McMahon is quick to note that the mind control games played by Kelso are a product of his imagination, though his use of both physics' resonance theory and psychology's cognitive dissonance are accurate.

"Beyond that, I am not making any claims that people could actually do what these guys are doing," McMahon said with a laugh. "Although from people I've talked to with military connections, it wouldn't surprise me."

In the end, it won't matter to the reader who'll simply find herself propelled along by McMahon's sure storytelling and elegant writing.

"I had times when I wondered whether I should be spending more time on the science part of it," he said, "but in the end it's better to keep the book moving and not get bogged down in pages of scientific explanation. Too much of that and you won't have a thriller."

***

"L.A. Mental" is McMahon's 10th novel, but it's his last with Harper Collins. So instead of planning his next novel, he's looking back at some of his older ones - horror novels - with an eye toward re-releasing them in the virtual world of electronic books and print-on-demand.

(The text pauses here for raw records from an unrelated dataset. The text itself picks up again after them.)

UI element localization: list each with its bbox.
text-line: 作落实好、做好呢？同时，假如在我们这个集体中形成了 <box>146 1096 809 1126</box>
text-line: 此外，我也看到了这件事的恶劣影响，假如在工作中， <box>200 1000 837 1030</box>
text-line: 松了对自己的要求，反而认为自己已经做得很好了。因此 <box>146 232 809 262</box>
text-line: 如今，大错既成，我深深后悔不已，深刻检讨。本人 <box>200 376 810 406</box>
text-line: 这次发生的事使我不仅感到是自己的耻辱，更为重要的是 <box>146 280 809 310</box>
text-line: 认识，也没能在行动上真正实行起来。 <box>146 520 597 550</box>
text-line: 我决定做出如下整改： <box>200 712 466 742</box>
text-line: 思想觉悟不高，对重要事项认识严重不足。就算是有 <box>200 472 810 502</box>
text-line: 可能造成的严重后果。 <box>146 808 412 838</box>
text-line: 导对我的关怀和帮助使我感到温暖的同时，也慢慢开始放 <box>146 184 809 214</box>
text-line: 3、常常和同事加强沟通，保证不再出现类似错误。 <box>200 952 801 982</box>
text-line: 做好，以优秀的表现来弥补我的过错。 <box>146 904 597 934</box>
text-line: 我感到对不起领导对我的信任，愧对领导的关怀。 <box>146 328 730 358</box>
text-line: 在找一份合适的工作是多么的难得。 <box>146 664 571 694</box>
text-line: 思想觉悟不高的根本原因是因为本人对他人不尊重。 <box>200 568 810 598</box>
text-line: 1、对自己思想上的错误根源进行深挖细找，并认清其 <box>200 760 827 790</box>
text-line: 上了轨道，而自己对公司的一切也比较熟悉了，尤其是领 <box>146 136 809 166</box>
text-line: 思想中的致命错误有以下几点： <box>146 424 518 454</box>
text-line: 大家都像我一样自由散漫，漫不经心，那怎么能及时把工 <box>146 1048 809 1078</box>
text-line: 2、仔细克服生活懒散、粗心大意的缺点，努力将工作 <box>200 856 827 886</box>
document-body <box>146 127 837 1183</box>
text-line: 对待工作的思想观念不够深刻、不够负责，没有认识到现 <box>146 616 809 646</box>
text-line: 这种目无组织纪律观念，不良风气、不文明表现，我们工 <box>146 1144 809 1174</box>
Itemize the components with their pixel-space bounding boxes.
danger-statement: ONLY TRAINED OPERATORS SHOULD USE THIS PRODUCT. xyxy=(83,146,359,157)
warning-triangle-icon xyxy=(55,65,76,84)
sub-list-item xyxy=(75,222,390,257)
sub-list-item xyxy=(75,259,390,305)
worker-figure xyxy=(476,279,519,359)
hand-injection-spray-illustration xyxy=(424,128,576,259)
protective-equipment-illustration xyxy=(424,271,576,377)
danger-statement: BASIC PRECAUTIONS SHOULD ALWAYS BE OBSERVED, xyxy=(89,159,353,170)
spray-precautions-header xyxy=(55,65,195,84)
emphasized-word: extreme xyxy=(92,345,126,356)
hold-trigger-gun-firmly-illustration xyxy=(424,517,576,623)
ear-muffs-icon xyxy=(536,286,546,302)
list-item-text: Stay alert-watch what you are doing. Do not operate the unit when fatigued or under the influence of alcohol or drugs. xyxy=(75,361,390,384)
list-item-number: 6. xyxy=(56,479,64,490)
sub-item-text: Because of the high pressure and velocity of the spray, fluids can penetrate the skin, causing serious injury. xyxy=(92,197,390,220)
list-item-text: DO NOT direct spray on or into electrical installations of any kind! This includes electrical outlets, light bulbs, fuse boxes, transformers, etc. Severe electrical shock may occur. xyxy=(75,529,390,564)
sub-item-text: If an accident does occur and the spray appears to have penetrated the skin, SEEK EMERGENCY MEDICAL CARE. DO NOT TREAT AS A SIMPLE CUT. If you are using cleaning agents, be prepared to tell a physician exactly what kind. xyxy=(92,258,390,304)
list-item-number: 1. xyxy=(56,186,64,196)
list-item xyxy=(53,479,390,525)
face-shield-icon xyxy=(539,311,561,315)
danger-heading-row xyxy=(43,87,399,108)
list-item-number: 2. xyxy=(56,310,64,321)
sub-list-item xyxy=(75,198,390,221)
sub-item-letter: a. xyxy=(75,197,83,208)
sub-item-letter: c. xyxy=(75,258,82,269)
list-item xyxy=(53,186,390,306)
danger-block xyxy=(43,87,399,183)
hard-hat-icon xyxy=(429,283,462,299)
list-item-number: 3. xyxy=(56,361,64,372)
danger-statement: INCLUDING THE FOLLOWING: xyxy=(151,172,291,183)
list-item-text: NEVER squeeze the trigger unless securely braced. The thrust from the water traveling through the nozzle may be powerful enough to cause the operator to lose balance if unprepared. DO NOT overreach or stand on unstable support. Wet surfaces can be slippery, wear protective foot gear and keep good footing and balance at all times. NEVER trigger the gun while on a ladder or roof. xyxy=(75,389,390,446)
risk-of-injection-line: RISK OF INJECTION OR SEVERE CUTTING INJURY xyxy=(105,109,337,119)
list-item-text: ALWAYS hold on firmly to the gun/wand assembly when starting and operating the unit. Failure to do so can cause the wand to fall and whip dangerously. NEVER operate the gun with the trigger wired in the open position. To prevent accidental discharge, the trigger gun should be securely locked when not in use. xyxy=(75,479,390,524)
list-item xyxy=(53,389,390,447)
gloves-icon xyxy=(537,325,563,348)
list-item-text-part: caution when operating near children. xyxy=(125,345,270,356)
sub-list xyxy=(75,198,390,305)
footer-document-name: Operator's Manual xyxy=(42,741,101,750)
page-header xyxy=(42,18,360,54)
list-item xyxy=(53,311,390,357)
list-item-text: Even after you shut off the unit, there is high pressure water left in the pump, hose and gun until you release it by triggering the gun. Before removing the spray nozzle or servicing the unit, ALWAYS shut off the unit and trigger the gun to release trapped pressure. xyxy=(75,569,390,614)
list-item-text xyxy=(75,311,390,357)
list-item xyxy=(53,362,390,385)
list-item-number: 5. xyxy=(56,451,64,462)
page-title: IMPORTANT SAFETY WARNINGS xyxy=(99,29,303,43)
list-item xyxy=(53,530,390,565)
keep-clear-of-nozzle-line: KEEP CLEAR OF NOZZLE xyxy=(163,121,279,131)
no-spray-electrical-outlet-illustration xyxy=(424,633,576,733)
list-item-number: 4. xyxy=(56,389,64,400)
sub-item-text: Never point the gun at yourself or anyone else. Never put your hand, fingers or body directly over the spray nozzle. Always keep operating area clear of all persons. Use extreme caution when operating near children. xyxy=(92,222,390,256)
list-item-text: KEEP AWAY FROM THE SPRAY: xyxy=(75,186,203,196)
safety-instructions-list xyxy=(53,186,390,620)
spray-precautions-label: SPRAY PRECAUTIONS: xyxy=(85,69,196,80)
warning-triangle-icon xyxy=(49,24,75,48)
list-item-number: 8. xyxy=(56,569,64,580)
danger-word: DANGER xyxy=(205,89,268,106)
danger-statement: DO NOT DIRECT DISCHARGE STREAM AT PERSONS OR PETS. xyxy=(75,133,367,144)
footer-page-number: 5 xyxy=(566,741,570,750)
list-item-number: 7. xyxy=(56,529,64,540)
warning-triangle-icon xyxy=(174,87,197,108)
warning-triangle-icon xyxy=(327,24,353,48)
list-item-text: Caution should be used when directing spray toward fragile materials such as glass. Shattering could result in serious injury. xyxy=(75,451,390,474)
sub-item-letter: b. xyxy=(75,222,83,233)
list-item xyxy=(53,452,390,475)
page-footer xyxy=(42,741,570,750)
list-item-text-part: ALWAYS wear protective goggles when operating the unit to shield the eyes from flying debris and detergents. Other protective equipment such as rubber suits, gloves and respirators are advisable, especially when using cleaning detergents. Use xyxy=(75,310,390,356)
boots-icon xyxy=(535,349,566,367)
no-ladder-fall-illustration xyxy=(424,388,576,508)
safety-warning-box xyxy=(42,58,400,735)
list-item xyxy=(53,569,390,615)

"My contract is up with Harper and I am really pretty happy to just not be writing a novel for now," he said. "You know, there comes a time when you're just ready to not be in there all the time. I've been doing this solid for years, without taking any time off. It's good to step away for a while."

McMahon knows that he's been fortunate to keep writing novels when plenty of other Missoula writers have seen the demand for their work dry up.

Yes, hard work makes its own luck sometimes, but McMahon knows he's "been in the right places at some of the right times."

That knack has created a satisfying, respected career that could have been more satisfying financially, perhaps, but also might never have gotten off the ground.

"I think about the young people coming up now and you've got to imagine that its really hard to get started," he said. "Publishers want the big book and they're aren't that many people who are going to be writing those books. I definitely think we got to be part of the heyday for Missoula writers. I know I'm lucky."

During that heyday of the '70s and '80s, a writer could get by on a part-time job while getting established. McMahon was a carpenter during those early years, and Missoula was a cheap, easy place to live.

"Guys could have a job where they worked three or four days a week, and you could write the other three," he said. "You could afford to live that way, to write, and we all had a good time. I'm really grateful to have had those opportunities, and I don't know that they're really out there these days. I feel like I came along at a good time."

In a way, McMahon has lived his dream.

"I think if I hadn't had the chance to be a full-time writer, I would have missed something and felt like I didn't do what I'd always wanted to do," he said. "But I got the chance and it's worked out pretty well. I'm excited to see what comes next. Publishing has changed a lot, but there's a market for good stories, so we'll see where we go."